Les cinq films du coffret cité plus haut, excepté peut être Buchanan Rides Alone un peu à part, pourraient être rapidement décrits tel que l’a fait Jean A. Gili dans le n°455 de Positif datant de 1999 : « Une rigueur de tragédie… Des épures linéaires avec une sorte de suspense obtenu, non pas tant par les rebondissements de l’action, que par l’attente des réactions des personnages dont la psychologie est plus fouillée qu’il n’y paraît au premier abord. » Car oui, contrairement à ce qu’on a l’habitude de dire à propos de la série B, l’action ne prime pas obligatoirement au point d’évacuer toute réflexion et approfondissement de la psychologie des personnages ; les westerns de Boetticher en sont les exemples les plus flagrants. La tension qui règne dans ses films provient souvent, plus que des confrontations physiques dans l’action, des relations qui lient les protagonistes ; et notamment celles entre Randolph Scott et le chef des hors-la-loi avec qui il doit faire un bout de route tout en sachant, l’un comme l’autre, qu’il devra n’en rester qu’un au final (ce qui ne sera d’ailleurs pas toujours vrai, je vous laisse la surprise). Les "méchants" de Boetticher sont souvent attachants et très loquaces contrairement aux personnages impassibles et rigides qu’interprète Randolph Scott ; le soir au coin du feu, un café à la main, ce dernier, ne pouvant guère faire autre chose, se voit souvent contraint d’écouter stoïquement les déblatérations souvent intéressantes et touchantes du "bad guy" qui l’accompagne. Aux travers de ces conversations, les deux êtres se jaugent constamment jusqu’à se rendre compte qu’ils possèdent énormément de points communs et que, hormis le fait de ne pas avoir choisi la même voie à un moment donné, ils se ressemblent sur bien des points. L’éthique et le sens inflexible de l’honneur de Randolph Scott se retrouvent souvent aussi, même si à un degré moindre, chez ses adversaires ; nombreux étant ceux tombés dans le banditisme suite à un malheureux concours de circonstances, dans le fond plus influençables et intellectuellement limités que réellement détestables.

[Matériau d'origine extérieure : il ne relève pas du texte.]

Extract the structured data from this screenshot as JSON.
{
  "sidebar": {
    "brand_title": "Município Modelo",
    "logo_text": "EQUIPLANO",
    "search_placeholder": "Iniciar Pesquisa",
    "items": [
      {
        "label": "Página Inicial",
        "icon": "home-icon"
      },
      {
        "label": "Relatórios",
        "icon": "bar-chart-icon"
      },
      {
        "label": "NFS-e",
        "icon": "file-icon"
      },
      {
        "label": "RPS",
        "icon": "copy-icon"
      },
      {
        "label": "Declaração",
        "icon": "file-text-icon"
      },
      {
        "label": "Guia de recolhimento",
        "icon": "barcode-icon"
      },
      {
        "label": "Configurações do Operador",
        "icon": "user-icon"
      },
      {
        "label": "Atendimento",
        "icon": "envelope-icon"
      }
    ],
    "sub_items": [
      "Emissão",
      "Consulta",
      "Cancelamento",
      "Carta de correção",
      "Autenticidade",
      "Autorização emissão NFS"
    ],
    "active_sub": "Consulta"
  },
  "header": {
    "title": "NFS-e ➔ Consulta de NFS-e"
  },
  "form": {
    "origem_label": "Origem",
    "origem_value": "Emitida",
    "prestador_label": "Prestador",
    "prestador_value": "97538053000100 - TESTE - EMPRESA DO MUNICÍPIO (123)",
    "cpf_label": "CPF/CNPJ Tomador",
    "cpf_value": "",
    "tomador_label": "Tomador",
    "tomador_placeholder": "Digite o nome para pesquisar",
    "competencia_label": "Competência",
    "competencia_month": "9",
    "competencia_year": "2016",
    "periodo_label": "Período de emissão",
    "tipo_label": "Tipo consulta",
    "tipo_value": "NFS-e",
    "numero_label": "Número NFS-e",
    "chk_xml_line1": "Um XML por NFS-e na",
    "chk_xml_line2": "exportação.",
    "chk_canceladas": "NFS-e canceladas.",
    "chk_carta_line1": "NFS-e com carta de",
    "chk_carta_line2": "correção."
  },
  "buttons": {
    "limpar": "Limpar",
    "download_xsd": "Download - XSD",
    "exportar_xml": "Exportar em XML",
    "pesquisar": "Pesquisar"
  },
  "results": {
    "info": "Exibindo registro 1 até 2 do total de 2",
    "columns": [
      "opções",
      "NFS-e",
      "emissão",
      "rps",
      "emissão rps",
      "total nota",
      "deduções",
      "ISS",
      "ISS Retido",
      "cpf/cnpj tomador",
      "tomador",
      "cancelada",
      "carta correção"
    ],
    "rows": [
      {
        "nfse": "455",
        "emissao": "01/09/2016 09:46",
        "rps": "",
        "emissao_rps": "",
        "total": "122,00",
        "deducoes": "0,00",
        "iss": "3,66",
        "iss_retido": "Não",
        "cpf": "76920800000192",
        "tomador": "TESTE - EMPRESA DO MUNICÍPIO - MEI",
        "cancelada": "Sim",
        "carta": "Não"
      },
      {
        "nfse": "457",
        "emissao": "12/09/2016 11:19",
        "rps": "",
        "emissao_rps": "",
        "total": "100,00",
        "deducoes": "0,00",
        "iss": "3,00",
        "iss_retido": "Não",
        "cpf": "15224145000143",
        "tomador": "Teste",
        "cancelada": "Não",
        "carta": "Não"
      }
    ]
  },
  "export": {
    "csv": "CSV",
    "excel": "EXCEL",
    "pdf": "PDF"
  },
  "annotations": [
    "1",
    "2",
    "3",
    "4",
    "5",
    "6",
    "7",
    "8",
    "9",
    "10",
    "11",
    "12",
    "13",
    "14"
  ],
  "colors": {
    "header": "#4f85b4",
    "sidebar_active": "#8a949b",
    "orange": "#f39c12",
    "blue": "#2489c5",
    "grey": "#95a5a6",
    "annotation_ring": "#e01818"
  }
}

Une autre constante totalement jouissive dans ce cycle westernien (alors que bon nombre de films ultérieurs, et jusqu’à aujourd’hui, "n’en finissent pas de finir") : leur final qui se révèle toujours aussi inattendu que rapide ; il faut avouer que cela fait énormément de bien de se retrouver devant des films aux durées aussi courtes que richement remplies. Nous n’avons pas le temps de nous ennuyer et la chute a beau être parfois abrupte, elle n’est jamais décevante : « La fin de mes films est toujours très rapide. Jamais de discours. J’estime que les derniers plans sont d’une importance capitale. La plus grande erreur que l’on puisse faire, c’est de faire traîner l’histoire pendant une demi-heure, à la fin, alors que l’intrigue est terminée. Dans neuf films sur dix, tout est terminé deux ou trois bobines avant que l’on vous laisse rentrer chez vous… Quand j’arrive à la fin, je n’ai absolument rien à rajouter. Je veux en finir en vitesse et rentrer chez moi en espérant que vous garderez un bon souvenir du film ; mais je ne vais pas vous casser les pieds avec tout un tas de laïus. » (7) Enfin, il ne faudrait pas non plus oublier ce dernier élément très important qu’on ne remarque pas nécessairement tout de suite : ce constant humour sous-jacent avec dialogues laconiques à la clé (dus, de l’avis même de Burt Kennedy, à Boetticher lui-même), qui éclatera au grand jour dans ce monument d’ironie qu’est Buchanan Rides Alone.

Tout ce que nous venons d’évoquer fait qu’il n’y a aucun doute quant au fait qu’aucun autre western plus que ceux du cycle que Budd Boetticher tournera avec Randolph Scott n’a autant influencé des cinéastes comme Sam Peckinpah ou Sergio Leone. Ce "septet" représente à merveille ce point d’intersection entre le classicisme et le modernisme, un véritable "néo-classicisme" comme l’avait décelé André Bazin voici quasiment 50 ans. Après Sept Hommes à abattre, produit par John Wayne et sa compagnie Batjac, Harry Joe Brown prit le relais avec The Tall T, ne changeant pas grand chose à une équipe qui venait de gagner de la plus belle des manières.

« L’Ouest chez Boetticher n’est pas cet espace mythique sur le sol duquel on peut lire, en lettres de sang, la genèse d’une nation - et c’est sans doute pour cette raison que son œuvre, encore aujourd’hui, reste dans l’ombre. Boetticher est un homme modeste qui ne s’occupe que de morale individuelle. Il abandonne aux autres l’écriture de la grande Histoire » écrivait Pascal Sennequier en 2003 dans le numéro de Positif n°509. Il faut découvrir ce géant du cinéma et le faire sortir de l'anonymat relatif dans lequel il demeure, écrasé par la réputation d’autres cinéastes plus prestigieux (les génies que sont aussi Howard Hawks, John Ford, Raoul Walsh, Anthony Mann ou Delmer Daves), mais pas forcément plus importants dans le genre.